Séminaire INFRES TELECOM ParisTech
Organisateurs:Hugues Randriam &Dario Rossi
Orateur: Jacques Sakarovitch (CNRS &Télécom ParisTech)
“A propos des automates avec multiplicité,sur les langages rationnels de même fonction génératrice”

Résumé: La plupart des modèles de calculs qu’ils soient dérivés de la machine de Turing (automates finis,à pile,à compteurs,etc.) ou non (systèmes de réécriture,réseaux de Petri,etc.) ont pour objet de distinguer parmi les séquences de symboles,suites d’actions,etc. celles qui sont acceptées,ou correctes,ou valides,de celles qui ne le sont pas. Les automates avec multiplicité (weighted automata en anglais) permettent d’associer à chaque séquence un coefficient,élément de l’univers qu’on aura choisi pour modéliser le phénomène étudié,et qui donne plus d’informations sur la séquence qu’un simple 0-1. Cela ouvre le champ à l’étude de systèmes quantitatifs.
Les possibilités de modélisation sont multipliées à l’infini,mais l’étude de ces automates avec multiplicité est naturellement plus complexe.
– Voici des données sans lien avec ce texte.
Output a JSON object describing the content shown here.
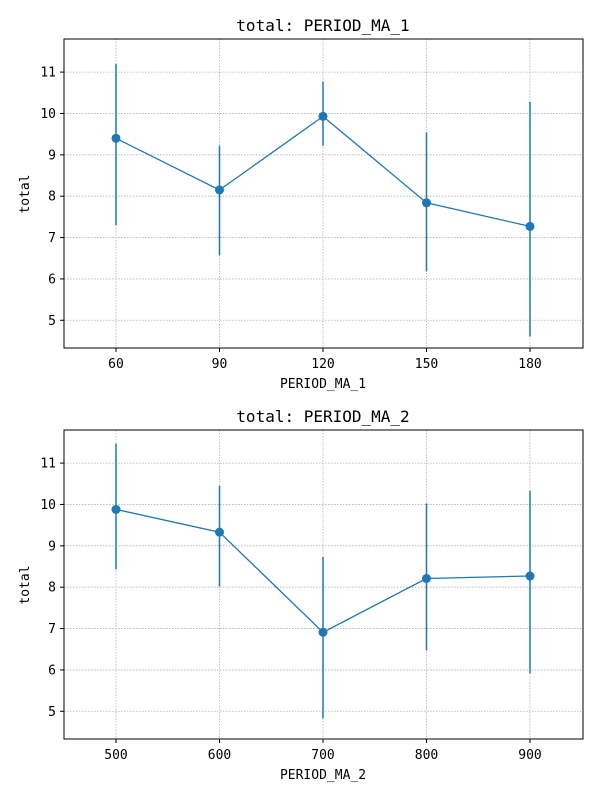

Ces dernières années,j’ai développé avec mes étudiants des techniques dites structurelles qui permettent d’analyser au delà d’un résultat les calculs qui mènent à ce résultat. Dans cet exposé,j’en présenterai un aperçu avec la preuve du résultat suivant:
Si deux langages rationnels (ie acceptés par un automate fini) $L$ et $K$ ont la même fonction génératrice,c’est-à-dire que pour chaque entier $n$ il y a le même nombre de mots de longueur $n$ dans $L$ et dans $K$,il existe un transducteur fini lettre-à-lettre (un automate fini dont toutes les transitions sont étiquetées par un couple de lettres) qui réalise une bijection entre $L$ et $K$.
Cet énoncé,qui résout une conjecture obscure de la théorie confidentielle des structures automatiques,est une conséquence d’un raffinement de la décidabilité de l’équivalence de deux automates finis avec multiplicité dans $N$ —et en l’occurrence le prétexte à sa présentation:deux $N$-automates sont équivalents si,et seulement si,ils sont conjugués,par des matrices à coefficients dans $N$,à un même troisième et de l’interprétation de la conjugaison comme une succession de revêtements et de co-revêtements réalisés par fusion et éclatement des états.
Tout ceci est tiré d’un travail en collaboration avec Marie-Pierre Béal et Sylvain Lombardy,de l’université Paris-Est,Marne-la-Vallée.